Specifically - what am I wrong about? As-per HN guidelines specify exactly what I have said that is factually incorrect? Please quote it directly if you can, and in good faith provide sources so I can better inform myself.

I simply disagree that I'm wrong about anything that I've stated here - I have specifically visited a Long Lines AUTOVON switching site; 100% the US military was partnered with AT&T for this. I actually possess first-hand knowledge on this - I've met with site owners.

> I see you’ve added a new culpa, no worries! We all learn new stuff

OK? Honestly I was just trying to be polite and it was less of an apology and more taking the passive road out when we were obviously talking about two separate things. I don't disagree with anything that tyingq was saying - I was just trying to make a nuanced point regarding the partnership between AT&T and the US Military which is directly related to the article that was originally posted. Somewhere wires got crossed and I just decided to bow out as politely as I could.

Sometimes socializing on this site really weirds me out. Please, in good faith: what have I factually said that is incorrect here?



No prob! Specifically this: “To imply something is "similar" typically implies that it is separate to some degree” So the US military has many microwave comm projects. ATT was only one of them that was left unused. Many had no ATT involvement whatsoever. So yeah, military had contracts with ATT, but those were a tiny subset of microwave efforts.

Former Submarine communications specialist here.


I'm being misunderstood, I'm going try to to explain better.

I literally opened my original response to tyingq with "I'm not saying you're incorrect" as I did not want to invalidate anything they had written. I was not trying to argue a single point. I just found the grammar/set theory of "A similar thing happened in the US military" odd when that specific thing (the Long Lines microwave network) happened in the US military in a big way.

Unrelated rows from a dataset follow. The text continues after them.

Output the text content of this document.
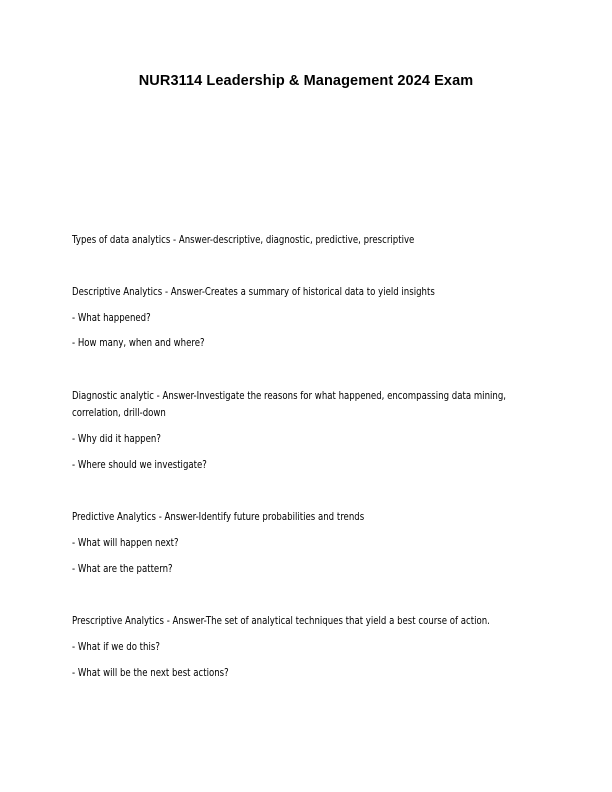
NUR3114 Leadership & Management 2024 Exam

Types of data analytics - Answer-descriptive, diagnostic, predictive, prescriptive

Descriptive Analytics - Answer-Creates a summary of historical data to yield insights

- What happened?

- How many, when and where?

Diagnostic analytic - Answer-Investigate the reasons for what happened, encompassing data mining, correlation, drill-down

- Why did it happen?

- Where should we investigate?

Predictive Analytics - Answer-Identify future probabilities and trends

- What will happen next?

- What are the pattern?

Prescriptive Analytics - Answer-The set of analytical techniques that yield a best course of action.

- What if we do this?

- What will be the next best actions?
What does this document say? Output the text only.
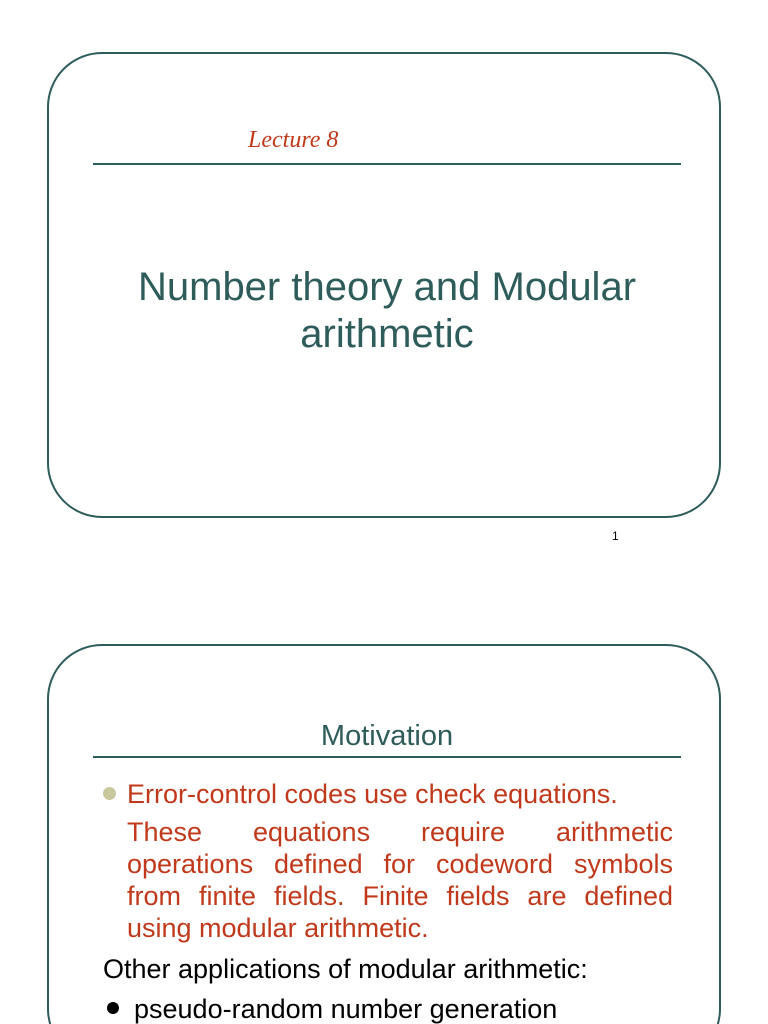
Lecture 8
Number theory and Modular arithmetic
1
Motivation
Error-control codes use check equations.
These equations require arithmetic operations defined for codeword symbols from finite fields. Finite fields are defined using modular arithmetic.
Other applications of modular arithmetic:
pseudo-random number generation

On your newly introduced point: "military had contracts with AT&T, but those were a tiny subset of microwave efforts". I do not describe the backbone of AUTOVON as a "tiny subset" of anything... The AT&T Long Lines was an engineering marvel. The achievement to reliably transmit coast to coast audio, video, and data through hundreds of redundant radio/switching sites was huge - that simply did not exist before. AT&T Long Lines is very significant to the history of microwave communications in the military specifically through AUTOVON.

I'm absolutely not arguing against the existence of military microwave tech independent of AT&T - I feel like this is obvious, but I also feel I have to state it outright after reading your comment.


Thank you for taking the time to explain your thinking to me. Sometimes I can be thickheaded!